Henri Cole's selected poems, Pierce the Skin, published in March 2010, brings together poems from the past twenty-five years, including work from early virtuosic books, long out of print, as well as his more recent books, Middle Earth (2003), winner of the Kingsley Tufts Poetry Prize and a Pulitzer prize finalist, and Blackbird and Wolf (2007), winner of the Lenore Marshall Poetry Prize and the Lambda Literary Award. His numerous other awards include a Guggenheim fellowship, the Rome Prize, two National Endowment of The Arts fellowships, and a United States Artist Fellowship. He lives in Boston and teaches at Ohio State University in Columbus.

Purchase his books here.

 

 

 

QUAI AUX FLEURS

I want to just keep on smearing butter

& jam on toast with a blunt knife

and licking foam from my espresso cup,

while listening to Lizzy and Tricia practice French,

but I’m a realist.  Even the songbirds have levels

of mercury in their blood and feathers.  Somewhere,

in the brightness against a wall, a soldier crouches –

sand in his hair, juices dripping from his body.

Here there is joy, like a hole with greenness coming

out of it, but there night pushes against the cylinder 

of his gun.  He probably has a knife, too, in the presence

of the incomprehensible, thrusting his belly

to the ground, feeling the strangeness throb in his blood

as he touches the scope to his cheek.

 

originally published in The Atlantic Monthly

 

CARWASH 

I love the iridescent tricolor slime

that squirts all over my Honda in random

yet purposeful patterns as I sit in the semi-

dark of the “touch-free” carwash with you.

Listening to the undercarriage blast, I think,

“Love changes and will not be commanded.”

I smile at the long flesh-colored tentacles waving

at us like passengers waving good-bye.

Water isn’t shaped like a river or ocean; 

it mists invisibly against metal and glass.
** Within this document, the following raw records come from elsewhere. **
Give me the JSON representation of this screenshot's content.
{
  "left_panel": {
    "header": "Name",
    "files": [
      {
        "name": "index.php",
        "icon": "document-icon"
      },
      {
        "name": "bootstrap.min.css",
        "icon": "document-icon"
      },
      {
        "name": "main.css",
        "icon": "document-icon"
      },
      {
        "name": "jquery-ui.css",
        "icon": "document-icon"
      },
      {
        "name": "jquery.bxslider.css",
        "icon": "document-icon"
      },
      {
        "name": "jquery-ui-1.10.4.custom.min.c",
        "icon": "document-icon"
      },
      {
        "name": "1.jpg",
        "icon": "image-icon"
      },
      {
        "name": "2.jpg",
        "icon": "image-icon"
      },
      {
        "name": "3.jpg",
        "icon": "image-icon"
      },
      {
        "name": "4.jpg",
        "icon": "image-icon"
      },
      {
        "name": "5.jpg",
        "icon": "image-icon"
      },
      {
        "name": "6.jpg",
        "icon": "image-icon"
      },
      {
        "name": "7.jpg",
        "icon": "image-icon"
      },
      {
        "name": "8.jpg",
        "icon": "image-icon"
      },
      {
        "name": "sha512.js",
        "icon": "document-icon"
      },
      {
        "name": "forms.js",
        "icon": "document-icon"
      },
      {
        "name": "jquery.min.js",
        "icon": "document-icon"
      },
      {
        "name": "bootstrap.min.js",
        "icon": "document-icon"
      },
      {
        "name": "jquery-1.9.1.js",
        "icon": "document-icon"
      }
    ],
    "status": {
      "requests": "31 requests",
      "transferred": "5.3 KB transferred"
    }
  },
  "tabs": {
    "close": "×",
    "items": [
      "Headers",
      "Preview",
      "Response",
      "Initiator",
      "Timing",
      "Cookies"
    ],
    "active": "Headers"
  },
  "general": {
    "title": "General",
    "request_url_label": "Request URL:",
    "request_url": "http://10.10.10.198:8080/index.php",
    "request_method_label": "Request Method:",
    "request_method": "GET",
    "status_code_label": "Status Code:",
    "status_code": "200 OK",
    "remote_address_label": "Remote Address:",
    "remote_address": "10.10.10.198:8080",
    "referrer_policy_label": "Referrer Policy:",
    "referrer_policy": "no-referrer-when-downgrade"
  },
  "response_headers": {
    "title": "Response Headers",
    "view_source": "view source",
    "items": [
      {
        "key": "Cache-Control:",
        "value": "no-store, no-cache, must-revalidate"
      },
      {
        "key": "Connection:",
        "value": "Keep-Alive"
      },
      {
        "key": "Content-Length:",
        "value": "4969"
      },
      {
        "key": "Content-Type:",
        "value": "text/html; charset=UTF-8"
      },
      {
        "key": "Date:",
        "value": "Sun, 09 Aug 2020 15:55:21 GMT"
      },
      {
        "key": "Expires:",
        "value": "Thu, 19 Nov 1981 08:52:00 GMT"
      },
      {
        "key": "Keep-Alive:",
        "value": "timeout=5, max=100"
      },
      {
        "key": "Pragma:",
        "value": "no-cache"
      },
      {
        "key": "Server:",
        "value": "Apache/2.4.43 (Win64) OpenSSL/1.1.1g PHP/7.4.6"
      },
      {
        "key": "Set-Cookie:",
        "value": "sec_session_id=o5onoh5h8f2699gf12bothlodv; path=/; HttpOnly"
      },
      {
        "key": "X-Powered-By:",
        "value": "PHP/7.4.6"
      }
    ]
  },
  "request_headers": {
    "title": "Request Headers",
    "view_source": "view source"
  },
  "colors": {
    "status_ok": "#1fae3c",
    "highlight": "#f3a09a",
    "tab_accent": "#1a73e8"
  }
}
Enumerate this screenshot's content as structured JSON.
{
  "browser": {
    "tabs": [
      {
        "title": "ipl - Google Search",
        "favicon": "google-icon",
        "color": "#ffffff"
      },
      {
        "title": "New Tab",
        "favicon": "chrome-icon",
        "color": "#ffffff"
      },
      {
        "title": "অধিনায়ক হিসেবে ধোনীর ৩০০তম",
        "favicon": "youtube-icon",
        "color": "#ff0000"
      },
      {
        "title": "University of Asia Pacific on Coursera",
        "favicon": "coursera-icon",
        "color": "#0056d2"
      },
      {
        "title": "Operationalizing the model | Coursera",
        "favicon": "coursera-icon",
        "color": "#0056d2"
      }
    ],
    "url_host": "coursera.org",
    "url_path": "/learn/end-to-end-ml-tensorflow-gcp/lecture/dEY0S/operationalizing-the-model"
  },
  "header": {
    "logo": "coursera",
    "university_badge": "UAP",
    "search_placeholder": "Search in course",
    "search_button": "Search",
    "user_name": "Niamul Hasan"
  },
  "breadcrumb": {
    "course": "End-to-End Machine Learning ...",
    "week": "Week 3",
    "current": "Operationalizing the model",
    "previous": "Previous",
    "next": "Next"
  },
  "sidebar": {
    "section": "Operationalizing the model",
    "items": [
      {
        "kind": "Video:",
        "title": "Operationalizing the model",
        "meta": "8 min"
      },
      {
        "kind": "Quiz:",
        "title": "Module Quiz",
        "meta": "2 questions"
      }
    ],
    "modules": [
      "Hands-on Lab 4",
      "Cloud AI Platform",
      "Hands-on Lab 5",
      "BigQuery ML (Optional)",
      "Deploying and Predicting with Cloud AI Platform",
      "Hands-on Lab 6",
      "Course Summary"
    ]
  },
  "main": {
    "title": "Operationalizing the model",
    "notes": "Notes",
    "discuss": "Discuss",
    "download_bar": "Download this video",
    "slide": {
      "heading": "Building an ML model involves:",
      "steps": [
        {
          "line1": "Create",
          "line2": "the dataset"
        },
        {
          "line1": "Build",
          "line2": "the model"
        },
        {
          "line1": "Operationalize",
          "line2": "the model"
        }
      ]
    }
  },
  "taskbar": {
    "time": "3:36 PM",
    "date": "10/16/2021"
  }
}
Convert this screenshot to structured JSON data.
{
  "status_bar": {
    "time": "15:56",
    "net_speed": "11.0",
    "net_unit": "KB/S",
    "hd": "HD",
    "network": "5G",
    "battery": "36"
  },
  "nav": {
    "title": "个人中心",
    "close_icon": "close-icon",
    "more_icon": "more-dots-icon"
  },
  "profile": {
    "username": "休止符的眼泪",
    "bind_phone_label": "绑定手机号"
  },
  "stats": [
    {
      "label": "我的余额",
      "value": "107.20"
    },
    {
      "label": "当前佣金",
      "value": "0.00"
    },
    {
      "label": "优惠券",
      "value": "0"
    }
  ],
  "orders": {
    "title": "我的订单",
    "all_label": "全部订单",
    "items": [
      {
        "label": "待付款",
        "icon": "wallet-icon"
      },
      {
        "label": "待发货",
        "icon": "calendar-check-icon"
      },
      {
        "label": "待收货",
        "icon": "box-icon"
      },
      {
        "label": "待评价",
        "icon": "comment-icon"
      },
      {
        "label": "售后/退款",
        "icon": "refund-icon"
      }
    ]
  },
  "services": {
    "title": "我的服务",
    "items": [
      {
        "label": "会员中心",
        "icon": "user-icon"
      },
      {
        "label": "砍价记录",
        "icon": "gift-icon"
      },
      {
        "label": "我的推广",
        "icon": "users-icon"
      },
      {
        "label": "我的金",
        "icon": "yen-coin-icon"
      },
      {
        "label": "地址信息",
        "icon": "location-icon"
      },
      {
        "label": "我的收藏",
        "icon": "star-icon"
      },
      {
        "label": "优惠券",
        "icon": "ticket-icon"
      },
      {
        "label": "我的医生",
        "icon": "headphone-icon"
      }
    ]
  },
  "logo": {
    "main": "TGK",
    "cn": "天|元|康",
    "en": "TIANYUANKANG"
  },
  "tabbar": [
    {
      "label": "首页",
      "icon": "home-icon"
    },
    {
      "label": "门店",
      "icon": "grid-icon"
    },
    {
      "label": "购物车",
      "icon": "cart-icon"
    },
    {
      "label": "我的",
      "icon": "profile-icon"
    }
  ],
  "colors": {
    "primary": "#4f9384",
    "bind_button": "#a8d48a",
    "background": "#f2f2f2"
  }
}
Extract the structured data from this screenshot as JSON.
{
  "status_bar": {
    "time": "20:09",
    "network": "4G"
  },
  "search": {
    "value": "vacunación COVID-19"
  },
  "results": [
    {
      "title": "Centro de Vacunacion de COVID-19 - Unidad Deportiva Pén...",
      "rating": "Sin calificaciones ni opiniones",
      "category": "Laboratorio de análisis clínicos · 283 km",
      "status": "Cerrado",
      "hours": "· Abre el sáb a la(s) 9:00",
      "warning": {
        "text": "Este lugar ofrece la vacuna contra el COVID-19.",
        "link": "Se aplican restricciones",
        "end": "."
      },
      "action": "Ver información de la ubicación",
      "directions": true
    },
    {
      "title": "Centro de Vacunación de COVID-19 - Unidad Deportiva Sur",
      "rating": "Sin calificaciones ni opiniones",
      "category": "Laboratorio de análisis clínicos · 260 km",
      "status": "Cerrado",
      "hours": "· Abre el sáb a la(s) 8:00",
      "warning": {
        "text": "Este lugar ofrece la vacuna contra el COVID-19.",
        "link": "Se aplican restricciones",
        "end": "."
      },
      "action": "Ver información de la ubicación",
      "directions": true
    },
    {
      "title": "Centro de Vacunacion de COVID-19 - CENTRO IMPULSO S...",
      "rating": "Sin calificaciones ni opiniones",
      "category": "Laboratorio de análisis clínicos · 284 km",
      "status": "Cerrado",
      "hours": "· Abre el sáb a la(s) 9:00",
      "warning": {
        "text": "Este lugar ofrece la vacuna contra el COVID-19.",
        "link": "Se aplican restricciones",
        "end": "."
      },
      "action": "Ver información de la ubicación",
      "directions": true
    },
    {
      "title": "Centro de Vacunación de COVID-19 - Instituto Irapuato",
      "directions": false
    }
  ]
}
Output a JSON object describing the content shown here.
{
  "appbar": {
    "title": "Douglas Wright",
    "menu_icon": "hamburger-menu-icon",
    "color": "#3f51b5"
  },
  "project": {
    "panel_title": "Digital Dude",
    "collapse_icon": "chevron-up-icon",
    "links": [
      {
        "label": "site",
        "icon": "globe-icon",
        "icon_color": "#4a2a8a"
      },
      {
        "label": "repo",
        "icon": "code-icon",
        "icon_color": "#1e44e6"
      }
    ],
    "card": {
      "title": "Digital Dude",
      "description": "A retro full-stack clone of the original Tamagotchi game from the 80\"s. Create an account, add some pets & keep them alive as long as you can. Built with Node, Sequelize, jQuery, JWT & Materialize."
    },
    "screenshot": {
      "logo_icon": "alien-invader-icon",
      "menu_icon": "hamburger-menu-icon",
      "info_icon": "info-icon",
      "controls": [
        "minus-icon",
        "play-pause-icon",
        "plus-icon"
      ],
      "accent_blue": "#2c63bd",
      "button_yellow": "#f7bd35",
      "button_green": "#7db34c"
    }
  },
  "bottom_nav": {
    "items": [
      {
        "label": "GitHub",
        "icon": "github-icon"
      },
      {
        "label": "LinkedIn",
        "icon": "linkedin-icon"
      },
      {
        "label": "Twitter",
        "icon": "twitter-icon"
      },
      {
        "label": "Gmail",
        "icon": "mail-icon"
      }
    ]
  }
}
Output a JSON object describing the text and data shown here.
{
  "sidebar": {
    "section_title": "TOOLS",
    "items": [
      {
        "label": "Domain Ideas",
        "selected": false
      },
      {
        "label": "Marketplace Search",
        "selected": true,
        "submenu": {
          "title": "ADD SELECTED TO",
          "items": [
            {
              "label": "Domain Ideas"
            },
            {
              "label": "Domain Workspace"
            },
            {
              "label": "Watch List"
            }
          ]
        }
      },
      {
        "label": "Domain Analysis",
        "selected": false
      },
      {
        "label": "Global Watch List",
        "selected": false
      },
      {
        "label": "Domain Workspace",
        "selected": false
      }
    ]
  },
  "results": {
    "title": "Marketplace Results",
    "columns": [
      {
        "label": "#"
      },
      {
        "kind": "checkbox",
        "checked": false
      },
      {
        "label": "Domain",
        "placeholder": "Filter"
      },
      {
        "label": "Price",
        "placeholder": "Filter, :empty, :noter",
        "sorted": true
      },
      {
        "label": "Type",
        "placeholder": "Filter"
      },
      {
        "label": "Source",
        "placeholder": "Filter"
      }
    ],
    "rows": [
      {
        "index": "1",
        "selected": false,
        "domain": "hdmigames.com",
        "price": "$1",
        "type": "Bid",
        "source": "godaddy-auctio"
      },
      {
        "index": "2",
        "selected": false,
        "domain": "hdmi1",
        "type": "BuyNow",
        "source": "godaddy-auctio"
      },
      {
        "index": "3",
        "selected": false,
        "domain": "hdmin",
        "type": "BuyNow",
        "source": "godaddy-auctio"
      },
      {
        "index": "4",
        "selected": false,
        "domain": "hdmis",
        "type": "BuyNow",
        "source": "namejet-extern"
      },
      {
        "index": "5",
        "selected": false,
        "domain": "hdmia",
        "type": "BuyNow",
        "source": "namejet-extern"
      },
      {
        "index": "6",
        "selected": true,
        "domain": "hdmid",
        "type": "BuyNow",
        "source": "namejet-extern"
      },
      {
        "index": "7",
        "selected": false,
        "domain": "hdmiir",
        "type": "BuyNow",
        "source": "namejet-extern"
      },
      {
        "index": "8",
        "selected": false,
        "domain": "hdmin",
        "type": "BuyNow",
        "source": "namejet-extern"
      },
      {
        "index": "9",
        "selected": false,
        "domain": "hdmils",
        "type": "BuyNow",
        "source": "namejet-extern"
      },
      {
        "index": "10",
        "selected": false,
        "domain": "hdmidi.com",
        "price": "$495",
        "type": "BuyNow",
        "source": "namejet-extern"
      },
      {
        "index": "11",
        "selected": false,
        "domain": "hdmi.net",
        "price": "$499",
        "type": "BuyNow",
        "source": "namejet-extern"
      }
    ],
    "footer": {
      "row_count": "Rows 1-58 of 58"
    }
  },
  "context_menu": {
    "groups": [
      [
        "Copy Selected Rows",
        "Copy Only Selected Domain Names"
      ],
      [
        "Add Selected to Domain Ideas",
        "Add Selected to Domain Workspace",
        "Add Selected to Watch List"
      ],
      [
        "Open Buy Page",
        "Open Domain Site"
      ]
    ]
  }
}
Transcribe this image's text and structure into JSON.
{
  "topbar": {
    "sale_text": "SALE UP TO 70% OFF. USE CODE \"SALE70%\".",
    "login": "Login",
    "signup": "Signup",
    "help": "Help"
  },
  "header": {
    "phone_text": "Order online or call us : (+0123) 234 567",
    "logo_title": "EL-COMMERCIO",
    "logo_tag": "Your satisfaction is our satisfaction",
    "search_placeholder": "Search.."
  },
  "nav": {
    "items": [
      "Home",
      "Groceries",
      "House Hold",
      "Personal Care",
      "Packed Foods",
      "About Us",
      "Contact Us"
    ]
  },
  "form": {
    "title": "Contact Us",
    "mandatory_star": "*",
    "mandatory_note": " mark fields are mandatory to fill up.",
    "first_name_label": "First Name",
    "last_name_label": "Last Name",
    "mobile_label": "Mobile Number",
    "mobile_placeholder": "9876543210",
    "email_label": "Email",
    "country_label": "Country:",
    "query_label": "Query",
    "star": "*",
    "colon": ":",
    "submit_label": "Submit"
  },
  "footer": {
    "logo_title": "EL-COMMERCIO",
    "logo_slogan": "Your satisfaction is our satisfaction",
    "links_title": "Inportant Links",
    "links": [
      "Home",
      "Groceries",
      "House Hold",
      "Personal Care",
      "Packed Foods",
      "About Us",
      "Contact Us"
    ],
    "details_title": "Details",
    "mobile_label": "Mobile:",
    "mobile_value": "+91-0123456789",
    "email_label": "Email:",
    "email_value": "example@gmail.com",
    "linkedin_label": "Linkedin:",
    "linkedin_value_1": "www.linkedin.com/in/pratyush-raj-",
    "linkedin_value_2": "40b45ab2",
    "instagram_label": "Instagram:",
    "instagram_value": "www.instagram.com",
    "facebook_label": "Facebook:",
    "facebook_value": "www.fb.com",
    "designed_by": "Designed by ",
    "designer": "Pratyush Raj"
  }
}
In the corridor of green unnatural lights

recalling the lunatic asylum, how can I

defend myself against what I want? 

Lay your head in my lap.  Touch me.

 

(originally published in The New Republic)

 

BATS

Each night they come back, chasing one another

among the fronds after gorging on papayas,

to drink from the swimming pool.  With my sleep-

stiffened bones, I like to watch them, careening

into the bright pool lights, spattering the walls with pulp

and guano, like graffiti artists.  Sometimes, when they meet,

they hit one another’s furred wings – Love thy neighbor

 like thyself – and then soar off  again to drink

more bleached water.  Sometimes, it seems as if

they are watching me, like a Styrofoam head

with a wig on it.  “The patient reports that he has

been lonely all his life,” one screams to the other.

I can hardly stand it and put my face in my hands,

as they dive to-and-fro through all their happiness.